Trying to understand how to express this complex number $\ln\left(\frac{1}{1+j}\right)$ into rectangular form.
I thought to use $x = r\cos(\theta)$ and $ y = r\sin(\theta)$, but I am pretty sure that is wrong.
Trying to understand how to express this complex number $\ln\left(\frac{1}{1+j}\right)$ into rectangular form.
I thought to use $x = r\cos(\theta)$ and $ y = r\sin(\theta)$, but I am pretty sure that is wrong.
If by $\ln$, you mean the main branch of the complex logarithm (remember, the complex logarithm is a fairly complicated topic), then use the fact that $$\log z = \log|z| + i\cdot \mathrm{Arg}(z).$$
$$\ln\frac1{1+i}=-\ln(1+i)=-\ln\sqrt2e^{i\pi/4}=-(\ln\sqrt2+i\pi/4)=\ln\frac1{\sqrt2}-i\pi/4$$ with the usual caveat about $\ln$'s multivaluedness.

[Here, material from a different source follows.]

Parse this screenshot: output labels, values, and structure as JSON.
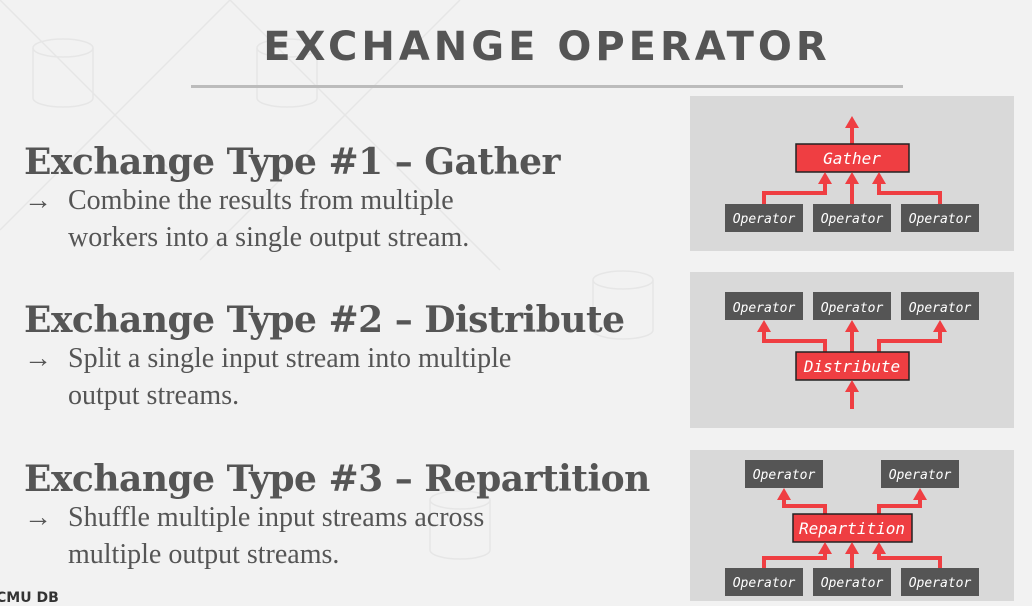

$$\ln\Bigl(\frac{1}{1+i}\Bigr)=-\ln\Bigl(1+i\Bigr)= -\ln\Bigl(\sqrt{2}\Bigl(\frac{1}{\sqrt{2}}+\frac{i}{\sqrt{2}}\Bigr)\Bigr)$$
$$-\ln\Bigl(\sqrt{2}\Bigl(\frac{1}{\sqrt{2}}+\frac{i}{\sqrt{2}}\Bigr)\Bigr)=-\ln\Bigl(\sqrt{2}\Bigl(\cos\frac{\pi}{4}+{i}\sin\frac{\pi}{4}\Bigr)\Bigr)$$ $r(\cos\theta +i\sin\theta)$ can be written as $re^{i\theta}$
$$-\ln\Bigl(\sqrt{2}\Bigl(\cos\frac{\pi}{4}+{i}\sin\frac{\pi}{4}\Bigr)\Bigr)=-\ln\Bigl(\sqrt{2}\Bigl(e^{i\frac{\pi}{4}}\Bigr)\Bigr)=-\ln\sqrt{2} -\ln{e^{i\frac{\pi}{4}}}$$
$$= \ln\frac{1}{\sqrt{2}} -i\frac{\pi}{4}$$